Is Visualisation needed for exploratory analysis?

  1. In data validation, does one really need visualisation or can a lot of these be automated? Example check Anova for variations in numeric features. For categorical features use KL Divergence or ChiSquare tests to measure differences between eval dataset and training dataset.

  2. What do we do with categorical features with large domains and also high number of empty values in the data validation stage? Is it expected that the model knows how to handle it?

  3. Aren’t covariance between features also necessary for data validation? For example
    In training set, categorical feature A has a domain of 10 and categorical feature B also has a domain of 10 values.
    While in the evaluation set features A and B show identical distribution to the training set but distribution of A x B is not similar. Doesn’t this pose a problem on model accuracy?

  1. You can perform a bunch of statistical tests to confirm the nature of features in the given dataset. The visualization produced by tfdv considers point summary, simple missing data statistics and a histogram plot with 10 bins that shows the distribution of data points. If we were to consider the computational requirements for performing these statistical tests for a huge number of data points, data visualization would provide quicker feedback.
  2. I haven’t seen a dataset with the attributes you’ve mentioned. Imputation techniques are often used to fill missing values. Also, do see if a method like clustering can help reduce the number of categories and thereby reduce the number of missing values.
  3. Please explain AxB keeping this in perspective. Are you referring to a feature cross?

Thanks Mentor.

Follow up on 1. Please explain AxB keeping this in perspective. Are you referring to a feature cross?

Lets say A = [1,2,…10] - 10 distinct values
Lets say B = [1,2,…10] - 10 distinct values
Thus AxB = 100 possible values

In the training set, lets say A & B appear with a pattern
A,B
1,1
2,2
1,2
2,1
3,3
4,4
5,5
(much less than all of the possible values of AxB which is 100)

But the serving set shows all 100 possible values.

Hope this helps clarify.

You’re performed a feature cross i.e. cross join in database terms.
For a model to be effective, distribution of training dataset should be as close as possible to the serving dataset.
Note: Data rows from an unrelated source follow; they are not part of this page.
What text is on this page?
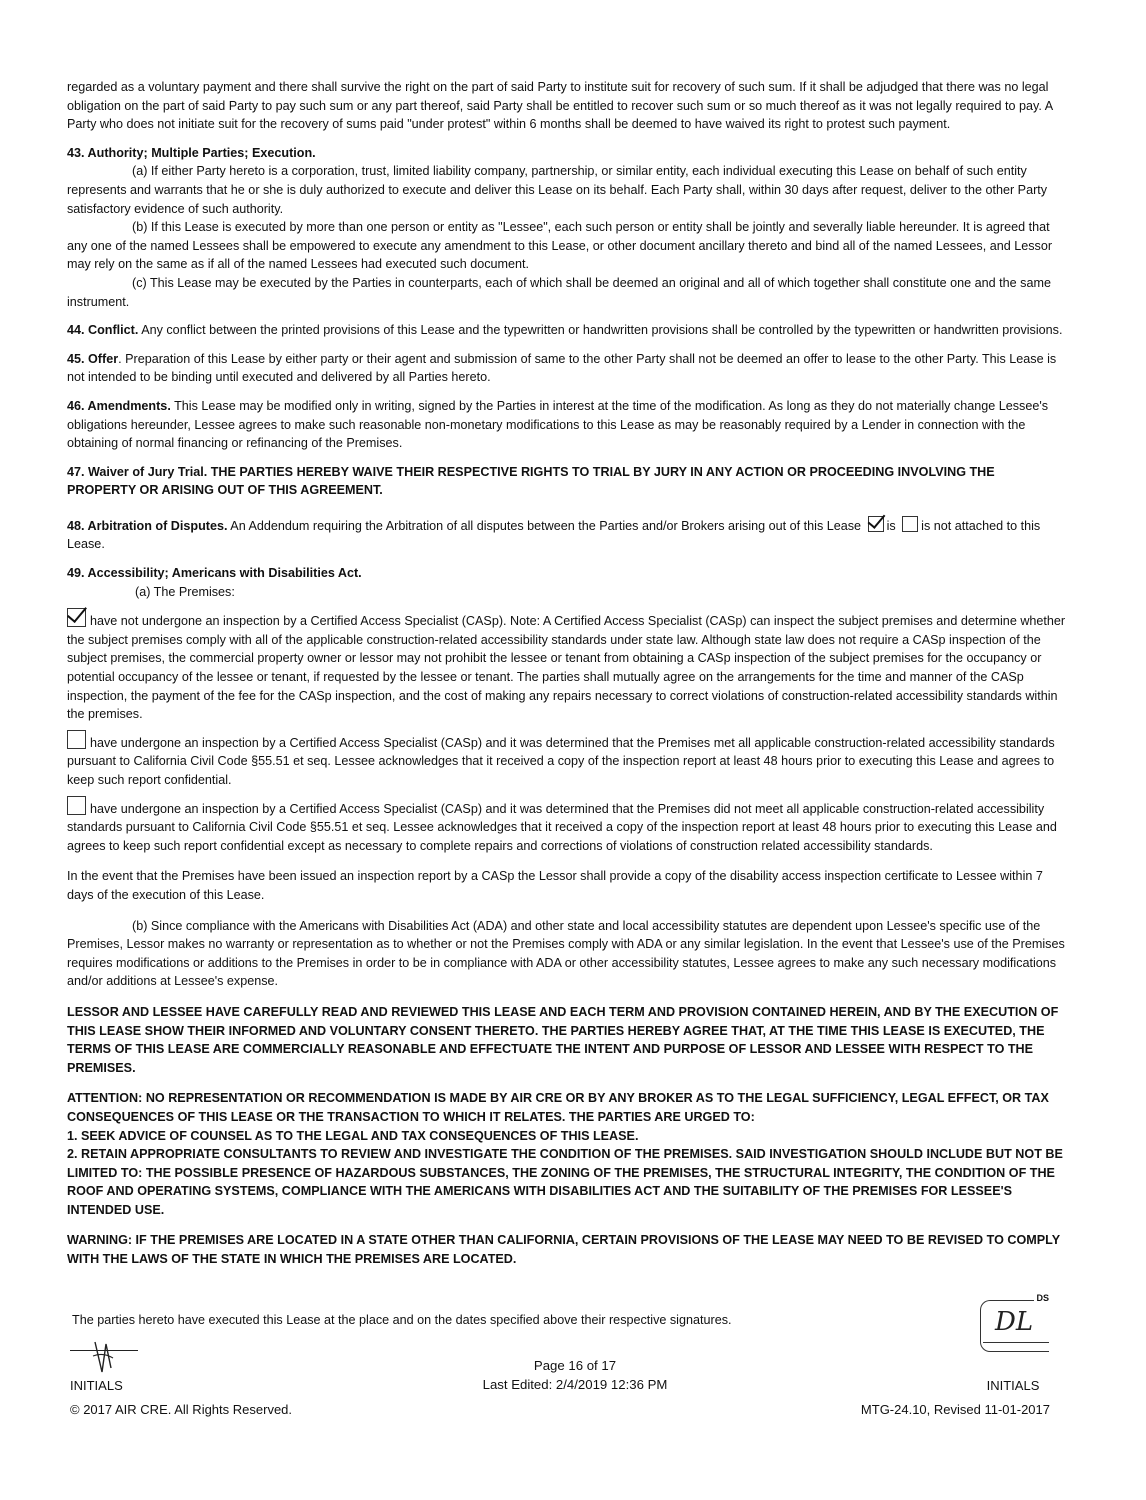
regarded as a voluntary payment and there shall survive the right on the part of said Party to institute suit for recovery of such sum. If it shall be adjudged that there was no legal obligation on the part of said Party to pay such sum or any part thereof, said Party shall be entitled to recover such sum or so much thereof as it was not legally required to pay. A Party who does not initiate suit for the recovery of sums paid "under protest" within 6 months shall be deemed to have waived its right to protest such payment.

43. Authority; Multiple Parties; Execution.

(a) If either Party hereto is a corporation, trust, limited liability company, partnership, or similar entity, each individual executing this Lease on behalf of such entity represents and warrants that he or she is duly authorized to execute and deliver this Lease on its behalf. Each Party shall, within 30 days after request, deliver to the other Party satisfactory evidence of such authority.

(b) If this Lease is executed by more than one person or entity as "Lessee", each such person or entity shall be jointly and severally liable hereunder. It is agreed that any one of the named Lessees shall be empowered to execute any amendment to this Lease, or other document ancillary thereto and bind all of the named Lessees, and Lessor may rely on the same as if all of the named Lessees had executed such document.

(c) This Lease may be executed by the Parties in counterparts, each of which shall be deemed an original and all of which together shall constitute one and the same instrument.

44. Conflict. Any conflict between the printed provisions of this Lease and the typewritten or handwritten provisions shall be controlled by the typewritten or handwritten provisions.

45. Offer. Preparation of this Lease by either party or their agent and submission of same to the other Party shall not be deemed an offer to lease to the other Party. This Lease is not intended to be binding until executed and delivered by all Parties hereto.

46. Amendments. This Lease may be modified only in writing, signed by the Parties in interest at the time of the modification. As long as they do not materially change Lessee's obligations hereunder, Lessee agrees to make such reasonable non-monetary modifications to this Lease as may be reasonably required by a Lender in connection with the obtaining of normal financing or refinancing of the Premises.

47. Waiver of Jury Trial. THE PARTIES HEREBY WAIVE THEIR RESPECTIVE RIGHTS TO TRIAL BY JURY IN ANY ACTION OR PROCEEDING INVOLVING THE PROPERTY OR ARISING OUT OF THIS AGREEMENT.

48. Arbitration of Disputes. An Addendum requiring the Arbitration of all disputes between the Parties and/or Brokers arising out of this Lease is is not attached to this Lease.

49. Accessibility; Americans with Disabilities Act.

(a) The Premises:

have not undergone an inspection by a Certified Access Specialist (CASp). Note: A Certified Access Specialist (CASp) can inspect the subject premises and determine whether the subject premises comply with all of the applicable construction-related accessibility standards under state law. Although state law does not require a CASp inspection of the subject premises, the commercial property owner or lessor may not prohibit the lessee or tenant from obtaining a CASp inspection of the subject premises for the occupancy or potential occupancy of the lessee or tenant, if requested by the lessee or tenant. The parties shall mutually agree on the arrangements for the time and manner of the CASp inspection, the payment of the fee for the CASp inspection, and the cost of making any repairs necessary to correct violations of construction-related accessibility standards within the premises.

have undergone an inspection by a Certified Access Specialist (CASp) and it was determined that the Premises met all applicable construction-related accessibility standards pursuant to California Civil Code §55.51 et seq. Lessee acknowledges that it received a copy of the inspection report at least 48 hours prior to executing this Lease and agrees to keep such report confidential.

have undergone an inspection by a Certified Access Specialist (CASp) and it was determined that the Premises did not meet all applicable construction-related accessibility standards pursuant to California Civil Code §55.51 et seq. Lessee acknowledges that it received a copy of the inspection report at least 48 hours prior to executing this Lease and agrees to keep such report confidential except as necessary to complete repairs and corrections of violations of construction related accessibility standards.

In the event that the Premises have been issued an inspection report by a CASp the Lessor shall provide a copy of the disability access inspection certificate to Lessee within 7 days of the execution of this Lease.

(b) Since compliance with the Americans with Disabilities Act (ADA) and other state and local accessibility statutes are dependent upon Lessee's specific use of the Premises, Lessor makes no warranty or representation as to whether or not the Premises comply with ADA or any similar legislation. In the event that Lessee's use of the Premises requires modifications or additions to the Premises in order to be in compliance with ADA or other accessibility statutes, Lessee agrees to make any such necessary modifications and/or additions at Lessee's expense.

LESSOR AND LESSEE HAVE CAREFULLY READ AND REVIEWED THIS LEASE AND EACH TERM AND PROVISION CONTAINED HEREIN, AND BY THE EXECUTION OF THIS LEASE SHOW THEIR INFORMED AND VOLUNTARY CONSENT THERETO. THE PARTIES HEREBY AGREE THAT, AT THE TIME THIS LEASE IS EXECUTED, THE TERMS OF THIS LEASE ARE COMMERCIALLY REASONABLE AND EFFECTUATE THE INTENT AND PURPOSE OF LESSOR AND LESSEE WITH RESPECT TO THE PREMISES.

ATTENTION: NO REPRESENTATION OR RECOMMENDATION IS MADE BY AIR CRE OR BY ANY BROKER AS TO THE LEGAL SUFFICIENCY, LEGAL EFFECT, OR TAX CONSEQUENCES OF THIS LEASE OR THE TRANSACTION TO WHICH IT RELATES. THE PARTIES ARE URGED TO:

1. SEEK ADVICE OF COUNSEL AS TO THE LEGAL AND TAX CONSEQUENCES OF THIS LEASE.

2. RETAIN APPROPRIATE CONSULTANTS TO REVIEW AND INVESTIGATE THE CONDITION OF THE PREMISES. SAID INVESTIGATION SHOULD INCLUDE BUT NOT BE LIMITED TO: THE POSSIBLE PRESENCE OF HAZARDOUS SUBSTANCES, THE ZONING OF THE PREMISES, THE STRUCTURAL INTEGRITY, THE CONDITION OF THE ROOF AND OPERATING SYSTEMS, COMPLIANCE WITH THE AMERICANS WITH DISABILITIES ACT AND THE SUITABILITY OF THE PREMISES FOR LESSEE'S INTENDED USE.

WARNING: IF THE PREMISES ARE LOCATED IN A STATE OTHER THAN CALIFORNIA, CERTAIN PROVISIONS OF THE LEASE MAY NEED TO BE REVISED TO COMPLY WITH THE LAWS OF THE STATE IN WHICH THE PREMISES ARE LOCATED.

The parties hereto have executed this Lease at the place and on the dates specified above their respective signatures.
INITIALS
Page 16 of 17
Last Edited: 2/4/2019 12:36 PM
DS
DL
INITIALS
© 2017 AIR CRE. All Rights Reserved.	MTG-24.10, Revised 11-01-2017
Odds are good that you are observing a covariate shift or dataset shift across training and serving datasets.

Since the model can learn only from what is known, we have 2 options:

  1. Add rows to the training dataset that cover the feature space covered in the serving dataset and train the model. (preferred)
  2. Have an unknown category for feature crosses that don’t exist in training data and train the model where the crossing produces unknown cross i.e. simulate unknown feature crossing.